Das Reichserbhofgesetz für das Dritte Reich wurde am 29. September 1933, zwei Tage vor dem ersten Reichserntedankfest, von der nationalsozialistischen Regierung erlassen. Es diente laut Hermann Göring dazu, die Höfe vor „Überschuldung und Zersplitterung im Erbgang zu schützen“,[1] und war zugleich Ausdruck der nationalsozialistischen Blut-und-Boden-Ideologie.

Über 689.000 Erbhöfe

Das Erbhoffeststellungsverfahren war 1939 abgeschlossen. Die Erbhöfe wurden von Amts wegen in die Erbhöferolle eingetragen. Von den 3.198.563 land- und forstwirtschaftlichen Betrieben waren 689.625 Erbhöfe. Das war jeder fünfte Hof (21,56 %). Die Erbhöfe umfassten 38 Prozent der gesamten land- und forstwirtschaftlichen Betriebsfläche des Reichs. Für den Erbhof galt zwangsweise das Anerbenrecht, unabhängig davon, ob er in einem Anerben- oder Realteilungsgebiet lag. Der Boden wurde „unveräußerliches Gut“ und bekam dadurch den Charakter einer res extra commercium. Diese Neuordnung ging auf Vorstellungen des 19. Jahrhunderts zurück, dass der bäuerliche Grundbesitz aus dem „kapitalistischen Markt“ herausgelöst werden müsse.

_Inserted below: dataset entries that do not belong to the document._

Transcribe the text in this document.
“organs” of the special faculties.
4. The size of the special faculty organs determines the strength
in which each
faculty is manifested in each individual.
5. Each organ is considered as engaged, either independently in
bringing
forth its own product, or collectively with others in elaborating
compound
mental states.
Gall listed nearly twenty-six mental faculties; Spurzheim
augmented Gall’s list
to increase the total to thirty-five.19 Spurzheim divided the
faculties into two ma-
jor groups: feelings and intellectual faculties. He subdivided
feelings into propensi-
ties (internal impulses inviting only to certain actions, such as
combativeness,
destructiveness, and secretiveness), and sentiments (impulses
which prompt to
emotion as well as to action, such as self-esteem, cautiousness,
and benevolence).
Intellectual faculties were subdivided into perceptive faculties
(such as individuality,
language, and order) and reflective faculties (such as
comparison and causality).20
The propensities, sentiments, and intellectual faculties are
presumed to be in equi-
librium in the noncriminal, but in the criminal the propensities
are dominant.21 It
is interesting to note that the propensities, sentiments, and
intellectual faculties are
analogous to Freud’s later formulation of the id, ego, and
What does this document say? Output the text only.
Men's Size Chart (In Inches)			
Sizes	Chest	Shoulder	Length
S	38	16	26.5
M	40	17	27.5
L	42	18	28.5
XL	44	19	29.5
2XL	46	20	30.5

Mit diesen Vorstellungen war eine mythisierende Definition des Bauern als „Lebensquell der Nordischen Rasse“ verbunden, wie es der führende nationalsozialistische Agrarideologe und Minister für Landwirtschaft und Ernährung Walther Darré schon 1928 formuliert hatte.[2]

Der Erbhof

Ein Erbhof sollte laut dem Gesetz mindestens die Größe einer Ackernahrung besitzen (§ 2) und höchstens 125 Hektar groß sein (§ 3). In Ausführungsverordnungen zum Gesetz wurde die Mindestgröße mit 7½ Hektar angesetzt.[3] Der Erbhofeigentümer wurde per Gesetz als Bauer, alle anderen als Landwirte bezeichnet (§ 11). Paragraph 13 besagte: „[…] Bauer kann nur sein, wer deutschen oder stammesgleichen Blutes ist. Deutschen oder stammesgleichen Blutes ist nicht, wer unter seinen Vorfahren väterlicher- oder mütterlicherseits jüdisches oder farbiges Blut hat […]“ Als stammesgleiches Blut galten nach einem Kommentar von Wilhelm Saure jedoch Romanen oder Slawen. Während diese Bestimmung der Ausgrenzung „nicht-arischer“ Bevölkerungsgruppen diente, bestimmten die Vorschriften, dass der Hofbesitzer „bauernfähig“ und „ehrbar“ sein musste, einem Inhaber bei Geisteskrankheit, Geistesschwäche, Trunksucht oder Verschwendung die Wirtschaftsfähigkeit abgesprochen und ein „Abmeierungsverfahren“ eingeleitet wurde.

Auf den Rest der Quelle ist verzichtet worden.